In the third quarter alone the top-line message was less rosy, however, with worldwide sales down 2.7%, although cost-cutting helped the firm maintain its operating profit at 28.4 million euros, roughly the same level as a year ago.

Flagship drug lercanidipine for high blood pressure led the advance, with a 26% increase in sales to 133 million euros, helped by the introduction of a new 20mg formulation in a number of markets and the buyback of full rights to the product in Germany from UCB.

Further sales momentum should come from the approval of a fixed-dose combination product, Zanitek (lercanidipine plus enalapril) in June in Germany, said Recordati. Germany will act as the reference member state for pan-European Union approval with additional registrations for this product expected throughout 2007.

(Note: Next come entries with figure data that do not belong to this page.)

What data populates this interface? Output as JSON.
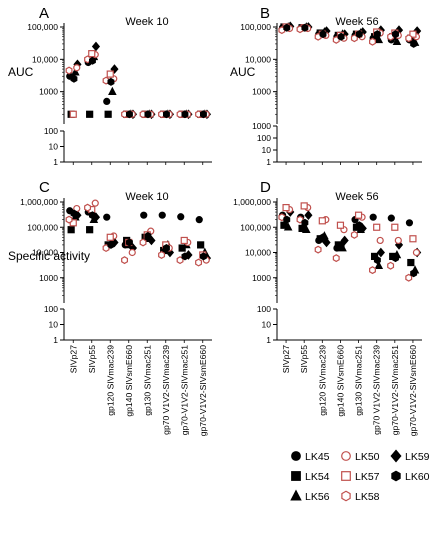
{
  "figure": {
    "legend": [
      {
        "id": "LK45",
        "label": "LK45",
        "marker": "circle-filled",
        "color": "#000000"
      },
      {
        "id": "LK50",
        "label": "LK50",
        "marker": "circle-open",
        "color": "#c0504d"
      },
      {
        "id": "LK59",
        "label": "LK59",
        "marker": "diamond-filled",
        "color": "#000000"
      },
      {
        "id": "LK54",
        "label": "LK54",
        "marker": "square-filled",
        "color": "#000000"
      },
      {
        "id": "LK57",
        "label": "LK57",
        "marker": "square-open",
        "color": "#c0504d"
      },
      {
        "id": "LK60",
        "label": "LK60",
        "marker": "hexagon-filled",
        "color": "#000000"
      },
      {
        "id": "LK56",
        "label": "LK56",
        "marker": "triangle-filled",
        "color": "#000000"
      },
      {
        "id": "LK58",
        "label": "LK58",
        "marker": "hexagon-open",
        "color": "#c0504d"
      }
    ],
    "colors": {
      "filled": "#000000",
      "open": "#c0504d"
    }
  },
  "chart_data": [
    {
      "panel": "A",
      "title": "Week 10",
      "type": "scatter",
      "ylabel": "AUC",
      "y_scale": "log-broken",
      "y_upper_ticks": [
        "100,000",
        "10,000",
        "1000"
      ],
      "y_lower_ticks": [
        "100",
        "10",
        "1"
      ],
      "ylim": [
        1,
        100000
      ],
      "categories": [
        "SIVp27",
        "SIVp55",
        "gp120 SIVmac239",
        "gp140 SIVsmE660",
        "gp130 SIVmac251",
        "gp70 V1V2-SIVmac239",
        "gp70-V1V2-SIVmac251",
        "gp70-V1V2-SIVsmE660"
      ],
      "show_category_labels": false,
      "series": [
        {
          "name": "LK45",
          "values": [
            3000,
            8000,
            500,
            200,
            200,
            200,
            200,
            200
          ]
        },
        {
          "name": "LK54",
          "values": [
            200,
            200,
            200,
            200,
            200,
            200,
            200,
            200
          ]
        },
        {
          "name": "LK56",
          "values": [
            4000,
            12000,
            1000,
            200,
            200,
            200,
            200,
            200
          ]
        },
        {
          "name": "LK59",
          "values": [
            7000,
            25000,
            5000,
            200,
            200,
            200,
            200,
            200
          ]
        },
        {
          "name": "LK50",
          "values": [
            5500,
            14000,
            2500,
            200,
            200,
            200,
            200,
            200
          ]
        },
        {
          "name": "LK57",
          "values": [
            200,
            15000,
            3500,
            200,
            200,
            200,
            200,
            200
          ]
        },
        {
          "name": "LK58",
          "values": [
            4500,
            10000,
            2200,
            200,
            200,
            200,
            200,
            200
          ]
        },
        {
          "name": "LK60",
          "values": [
            2500,
            9000,
            2000,
            200,
            200,
            200,
            200,
            200
          ]
        }
      ]
    },
    {
      "panel": "B",
      "title": "Week 56",
      "type": "scatter",
      "ylabel": "AUC",
      "y_scale": "log-broken",
      "y_upper_ticks": [
        "100,000",
        "10,000",
        "1000"
      ],
      "y_lower_ticks": [
        "1000",
        "100",
        "10",
        "1"
      ],
      "ylim": [
        1,
        100000
      ],
      "categories": [
        "SIVp27",
        "SIVp55",
        "gp120 SIVmac239",
        "gp140 SIVsmE660",
        "gp130 SIVmac251",
        "gp70 V1V2-SIVmac239",
        "gp70-V1V2-SIVmac251",
        "gp70-V1V2-SIVsmE660"
      ],
      "show_category_labels": false,
      "series": [
        {
          "name": "LK45",
          "values": [
            95000,
            90000,
            60000,
            50000,
            55000,
            45000,
            40000,
            40000
          ]
        },
        {
          "name": "LK54",
          "values": [
            100000,
            95000,
            65000,
            55000,
            60000,
            50000,
            50000,
            45000
          ]
        },
        {
          "name": "LK56",
          "values": [
            100000,
            100000,
            70000,
            60000,
            65000,
            40000,
            35000,
            33000
          ]
        },
        {
          "name": "LK59",
          "values": [
            105000,
            100000,
            75000,
            60000,
            70000,
            80000,
            80000,
            75000
          ]
        },
        {
          "name": "LK50",
          "values": [
            90000,
            90000,
            55000,
            45000,
            50000,
            65000,
            55000,
            50000
          ]
        },
        {
          "name": "LK57",
          "values": [
            100000,
            95000,
            60000,
            55000,
            60000,
            70000,
            65000,
            60000
          ]
        },
        {
          "name": "LK58",
          "values": [
            80000,
            85000,
            50000,
            40000,
            45000,
            35000,
            50000,
            45000
          ]
        },
        {
          "name": "LK60",
          "values": [
            95000,
            95000,
            60000,
            50000,
            60000,
            60000,
            60000,
            30000
          ]
        }
      ]
    },
    {
      "panel": "C",
      "title": "Week 10",
      "type": "scatter",
      "ylabel": "Specific activity",
      "y_scale": "log-broken",
      "y_upper_ticks": [
        "1,000,000",
        "100,000",
        "10,000",
        "1000"
      ],
      "y_lower_ticks": [
        "100",
        "10",
        "1"
      ],
      "ylim": [
        1,
        1000000
      ],
      "categories": [
        "SIVp27",
        "SIVp55",
        "gp120 SIVmac239",
        "gp140 SIVsmE660",
        "gp130 SIVmac251",
        "gp70 V1V2-SIVmac239",
        "gp70-V1V2-SIVmac251",
        "gp70-V1V2-SIVsmE660"
      ],
      "show_category_labels": false,
      "series": [
        {
          "name": "LK45",
          "values": [
            450000,
            400000,
            250000,
            20000,
            300000,
            300000,
            260000,
            200000
          ]
        },
        {
          "name": "LK54",
          "values": [
            80000,
            80000,
            20000,
            30000,
            40000,
            12000,
            15000,
            20000
          ]
        },
        {
          "name": "LK56",
          "values": [
            250000,
            200000,
            30000,
            20000,
            35000,
            20000,
            20000,
            10000
          ]
        },
        {
          "name": "LK59",
          "values": [
            300000,
            250000,
            25000,
            15000,
            30000,
            10000,
            8000,
            6000
          ]
        },
        {
          "name": "LK50",
          "values": [
            550000,
            900000,
            45000,
            10000,
            70000,
            15000,
            25000,
            5000
          ]
        },
        {
          "name": "LK57",
          "values": [
            150000,
            500000,
            40000,
            25000,
            50000,
            20000,
            30000,
            8000
          ]
        },
        {
          "name": "LK58",
          "values": [
            200000,
            600000,
            15000,
            5000,
            25000,
            8000,
            5000,
            4000
          ]
        },
        {
          "name": "LK60",
          "values": [
            350000,
            300000,
            20000,
            25000,
            45000,
            15000,
            7000,
            7000
          ]
        }
      ]
    },
    {
      "panel": "D",
      "title": "Week 56",
      "type": "scatter",
      "ylabel": "",
      "y_scale": "log-broken",
      "y_upper_ticks": [
        "1,000,000",
        "100,000",
        "10,000",
        "1000"
      ],
      "y_lower_ticks": [
        "100",
        "10",
        "1"
      ],
      "ylim": [
        1,
        1000000
      ],
      "categories": [
        "SIVp27",
        "SIVp55",
        "gp120 SIVmac239",
        "gp140 SIVsmE660",
        "gp130 SIVmac251",
        "gp70 V1V2-SIVmac239",
        "gp70-V1V2-SIVmac251",
        "gp70-V1V2-SIVsmE660"
      ],
      "show_category_labels": true,
      "series": [
        {
          "name": "LK45",
          "values": [
            300000,
            250000,
            30000,
            15000,
            200000,
            250000,
            230000,
            150000
          ]
        },
        {
          "name": "LK54",
          "values": [
            120000,
            90000,
            35000,
            20000,
            100000,
            7000,
            7000,
            4000
          ]
        },
        {
          "name": "LK56",
          "values": [
            100000,
            80000,
            45000,
            15000,
            80000,
            3000,
            8000,
            2000
          ]
        },
        {
          "name": "LK59",
          "values": [
            400000,
            300000,
            25000,
            30000,
            90000,
            10000,
            20000,
            10000
          ]
        },
        {
          "name": "LK50",
          "values": [
            500000,
            600000,
            200000,
            80000,
            250000,
            30000,
            30000,
            10000
          ]
        },
        {
          "name": "LK57",
          "values": [
            600000,
            700000,
            180000,
            120000,
            300000,
            100000,
            100000,
            35000
          ]
        },
        {
          "name": "LK58",
          "values": [
            250000,
            200000,
            13000,
            6000,
            50000,
            2000,
            3000,
            1000
          ]
        },
        {
          "name": "LK60",
          "values": [
            200000,
            150000,
            40000,
            20000,
            120000,
            5000,
            6000,
            1500
          ]
        }
      ]
    }
  ]
}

Recordati also gave an update on its 45 million-euro acquisition of Portuguese drugmaker Jaba Farmaceutica, saying that this is still on track to complete by the end of the year.

Jaba is the third-largest pharmaceutical manufacturer in Portugal, with sales of 39 million euros in 2005, and will serve as a platform for the launch of Recordati’s lercanidipine products and other lines, including Infasurf (calf-derived surfactant) for the prevention and treatment of neonatal respiratory distress syndrome, which Recordati licensed from US firm Ony in June, and Stanate (stannsoporfin) for neonatal hyperbilirubinemia.

There was little positive news on Recordati’s pipeline. The company said it had been forced to reformulate its REC 2615 candidate for female sexual dysfunction to improve tissue penetration after a disappointing pharmacodynamic study. And a proof-of-principle study of REC 0545 for overactive bladder also failed to show a benefit over placebo.